Identify the median class for the following grouped data:
\[\begin{array}{|c|c|} \hline \textbf{Class interval} & \textbf{Frequency} \\ \hline 5-10 & 5 \\ 10-15 & 15 \\ 15-20 & 22 \\ 20-25 & 25 \\ 25-30 & 10 \\ 30-35 & 3 \\ \hline \end{array}\]
Step 1: Determine the total frequency (N). \[ N = 5 + 15 + 22 + 25 + 10 + 3 = 80 \]
Step 2: Locate the median's position.
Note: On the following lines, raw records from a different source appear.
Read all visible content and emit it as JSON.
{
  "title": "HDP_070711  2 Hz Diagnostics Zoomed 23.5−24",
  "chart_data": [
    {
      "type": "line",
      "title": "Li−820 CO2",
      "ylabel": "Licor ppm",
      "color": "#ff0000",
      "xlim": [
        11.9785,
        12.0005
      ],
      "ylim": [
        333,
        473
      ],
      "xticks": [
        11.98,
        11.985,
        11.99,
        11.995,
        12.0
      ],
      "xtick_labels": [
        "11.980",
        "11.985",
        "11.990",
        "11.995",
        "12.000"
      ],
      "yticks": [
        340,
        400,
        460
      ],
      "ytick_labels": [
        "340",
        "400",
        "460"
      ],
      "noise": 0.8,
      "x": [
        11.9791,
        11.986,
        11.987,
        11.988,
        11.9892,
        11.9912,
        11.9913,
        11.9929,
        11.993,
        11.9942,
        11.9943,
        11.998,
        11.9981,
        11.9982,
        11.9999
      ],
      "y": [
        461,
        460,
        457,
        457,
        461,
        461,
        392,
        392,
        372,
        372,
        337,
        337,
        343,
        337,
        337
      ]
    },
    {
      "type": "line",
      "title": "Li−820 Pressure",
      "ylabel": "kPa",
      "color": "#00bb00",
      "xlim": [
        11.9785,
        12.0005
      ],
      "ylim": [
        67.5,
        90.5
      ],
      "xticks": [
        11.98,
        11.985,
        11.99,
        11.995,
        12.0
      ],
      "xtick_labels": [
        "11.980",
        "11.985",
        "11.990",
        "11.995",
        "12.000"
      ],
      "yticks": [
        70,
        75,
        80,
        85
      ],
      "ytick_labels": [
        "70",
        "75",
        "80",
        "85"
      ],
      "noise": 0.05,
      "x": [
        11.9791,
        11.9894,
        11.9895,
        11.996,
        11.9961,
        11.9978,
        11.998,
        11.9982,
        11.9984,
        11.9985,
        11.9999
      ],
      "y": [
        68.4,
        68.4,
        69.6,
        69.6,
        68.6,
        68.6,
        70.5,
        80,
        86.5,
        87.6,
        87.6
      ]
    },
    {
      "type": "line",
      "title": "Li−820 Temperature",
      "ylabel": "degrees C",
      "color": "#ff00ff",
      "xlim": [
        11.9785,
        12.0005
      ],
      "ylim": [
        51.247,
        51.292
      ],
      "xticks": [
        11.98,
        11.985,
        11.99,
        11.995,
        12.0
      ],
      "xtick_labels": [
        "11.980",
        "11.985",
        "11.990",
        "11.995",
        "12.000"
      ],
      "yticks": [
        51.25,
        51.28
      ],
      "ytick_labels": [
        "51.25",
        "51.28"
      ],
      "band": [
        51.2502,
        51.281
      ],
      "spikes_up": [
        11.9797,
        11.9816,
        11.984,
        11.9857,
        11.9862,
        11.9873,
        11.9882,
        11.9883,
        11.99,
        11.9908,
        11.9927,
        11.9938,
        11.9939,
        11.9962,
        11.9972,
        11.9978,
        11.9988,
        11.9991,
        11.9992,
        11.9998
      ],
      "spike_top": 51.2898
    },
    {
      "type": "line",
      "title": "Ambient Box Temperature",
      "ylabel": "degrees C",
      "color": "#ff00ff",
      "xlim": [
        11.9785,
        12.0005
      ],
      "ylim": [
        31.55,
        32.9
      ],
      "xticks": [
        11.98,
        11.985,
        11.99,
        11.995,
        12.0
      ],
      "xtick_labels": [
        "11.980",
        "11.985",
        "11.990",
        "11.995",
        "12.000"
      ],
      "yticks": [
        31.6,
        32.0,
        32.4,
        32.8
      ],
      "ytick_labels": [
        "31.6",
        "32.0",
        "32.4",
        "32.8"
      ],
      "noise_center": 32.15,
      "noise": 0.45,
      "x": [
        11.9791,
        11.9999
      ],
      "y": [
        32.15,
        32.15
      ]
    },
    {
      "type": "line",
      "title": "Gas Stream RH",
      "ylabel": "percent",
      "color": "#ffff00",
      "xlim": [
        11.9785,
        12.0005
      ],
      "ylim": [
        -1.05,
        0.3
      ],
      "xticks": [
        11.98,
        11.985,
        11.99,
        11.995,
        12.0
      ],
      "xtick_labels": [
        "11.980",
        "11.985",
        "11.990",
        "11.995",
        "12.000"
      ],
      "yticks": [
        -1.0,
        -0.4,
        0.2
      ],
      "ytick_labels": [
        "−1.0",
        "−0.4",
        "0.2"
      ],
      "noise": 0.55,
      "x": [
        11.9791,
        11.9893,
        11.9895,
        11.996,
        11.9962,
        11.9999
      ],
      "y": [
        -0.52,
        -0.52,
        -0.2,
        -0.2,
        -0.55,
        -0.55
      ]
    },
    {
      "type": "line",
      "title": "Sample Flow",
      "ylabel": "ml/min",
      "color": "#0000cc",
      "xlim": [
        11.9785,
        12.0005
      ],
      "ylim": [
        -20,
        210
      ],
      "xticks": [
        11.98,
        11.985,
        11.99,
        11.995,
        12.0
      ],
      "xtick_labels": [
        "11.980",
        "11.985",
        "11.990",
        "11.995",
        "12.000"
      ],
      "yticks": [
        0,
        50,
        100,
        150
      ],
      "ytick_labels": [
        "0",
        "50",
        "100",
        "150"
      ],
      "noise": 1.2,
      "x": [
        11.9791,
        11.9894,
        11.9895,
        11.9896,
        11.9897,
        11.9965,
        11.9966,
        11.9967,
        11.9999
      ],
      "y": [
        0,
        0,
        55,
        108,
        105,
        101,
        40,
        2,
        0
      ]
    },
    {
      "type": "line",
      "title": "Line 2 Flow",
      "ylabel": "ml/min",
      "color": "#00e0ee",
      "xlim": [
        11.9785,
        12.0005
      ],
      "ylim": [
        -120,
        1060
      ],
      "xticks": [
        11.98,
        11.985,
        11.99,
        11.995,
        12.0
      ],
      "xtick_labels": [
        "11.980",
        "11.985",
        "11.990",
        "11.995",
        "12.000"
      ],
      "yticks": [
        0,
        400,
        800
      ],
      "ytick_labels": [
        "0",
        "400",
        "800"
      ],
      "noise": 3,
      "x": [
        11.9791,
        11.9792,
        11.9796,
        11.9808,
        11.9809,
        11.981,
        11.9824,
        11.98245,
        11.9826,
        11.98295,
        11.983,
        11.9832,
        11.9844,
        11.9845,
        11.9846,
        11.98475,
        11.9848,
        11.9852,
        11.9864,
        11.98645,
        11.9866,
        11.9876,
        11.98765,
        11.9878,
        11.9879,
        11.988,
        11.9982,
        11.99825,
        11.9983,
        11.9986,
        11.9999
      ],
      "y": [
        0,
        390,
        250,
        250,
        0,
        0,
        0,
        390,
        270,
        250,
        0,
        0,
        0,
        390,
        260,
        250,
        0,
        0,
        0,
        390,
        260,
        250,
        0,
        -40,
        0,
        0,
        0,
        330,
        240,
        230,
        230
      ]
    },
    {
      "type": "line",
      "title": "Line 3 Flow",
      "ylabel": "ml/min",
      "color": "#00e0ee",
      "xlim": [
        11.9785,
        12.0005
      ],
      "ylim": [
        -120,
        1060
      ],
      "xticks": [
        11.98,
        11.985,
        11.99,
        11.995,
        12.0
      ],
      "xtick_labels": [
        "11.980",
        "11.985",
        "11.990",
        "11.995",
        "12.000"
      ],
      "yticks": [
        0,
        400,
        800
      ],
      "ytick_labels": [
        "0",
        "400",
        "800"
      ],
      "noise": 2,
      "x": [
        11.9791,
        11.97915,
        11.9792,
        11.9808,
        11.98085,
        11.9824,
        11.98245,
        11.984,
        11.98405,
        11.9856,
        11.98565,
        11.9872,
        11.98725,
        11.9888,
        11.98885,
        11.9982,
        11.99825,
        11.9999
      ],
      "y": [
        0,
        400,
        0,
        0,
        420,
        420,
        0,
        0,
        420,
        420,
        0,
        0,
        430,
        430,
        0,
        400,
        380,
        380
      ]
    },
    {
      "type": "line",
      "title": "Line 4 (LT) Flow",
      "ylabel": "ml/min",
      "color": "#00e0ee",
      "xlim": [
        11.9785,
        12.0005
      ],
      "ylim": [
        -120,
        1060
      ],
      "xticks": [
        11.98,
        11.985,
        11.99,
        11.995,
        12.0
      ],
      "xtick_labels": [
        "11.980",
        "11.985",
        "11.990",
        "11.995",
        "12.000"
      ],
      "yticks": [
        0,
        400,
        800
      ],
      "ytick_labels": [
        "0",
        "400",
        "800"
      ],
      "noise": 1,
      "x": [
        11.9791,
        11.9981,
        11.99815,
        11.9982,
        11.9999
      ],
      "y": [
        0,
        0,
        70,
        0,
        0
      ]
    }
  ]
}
The median is at the \( N/2 \)-th position. \[ \text{Median Position} = \frac{80}{2} = 40 \]
Step 3: Compute the cumulative frequency (CF) for each class.
\[\begin{array}{|c|c|c|} \hline \text{Class interval} & \text{Frequency (f)} & \text{Cumulative Frequency (CF)} \\ \hline 5-10 & 5 & 5 \\ 10-15 & 15 & 20 \\ 15-20 & 22 & 42 \\ 20-25 & 25 & 67 \\ 25-30 & 10 & 77 \\ 30-35 & 3 & 80 \\ \hline \end{array}\]
Step 4: Identify the median class. The median class is the first class with a cumulative frequency greater than or equal to the median position (40). The cumulative frequency 42 is the first one greater than 40, corresponding to the class interval 15-20.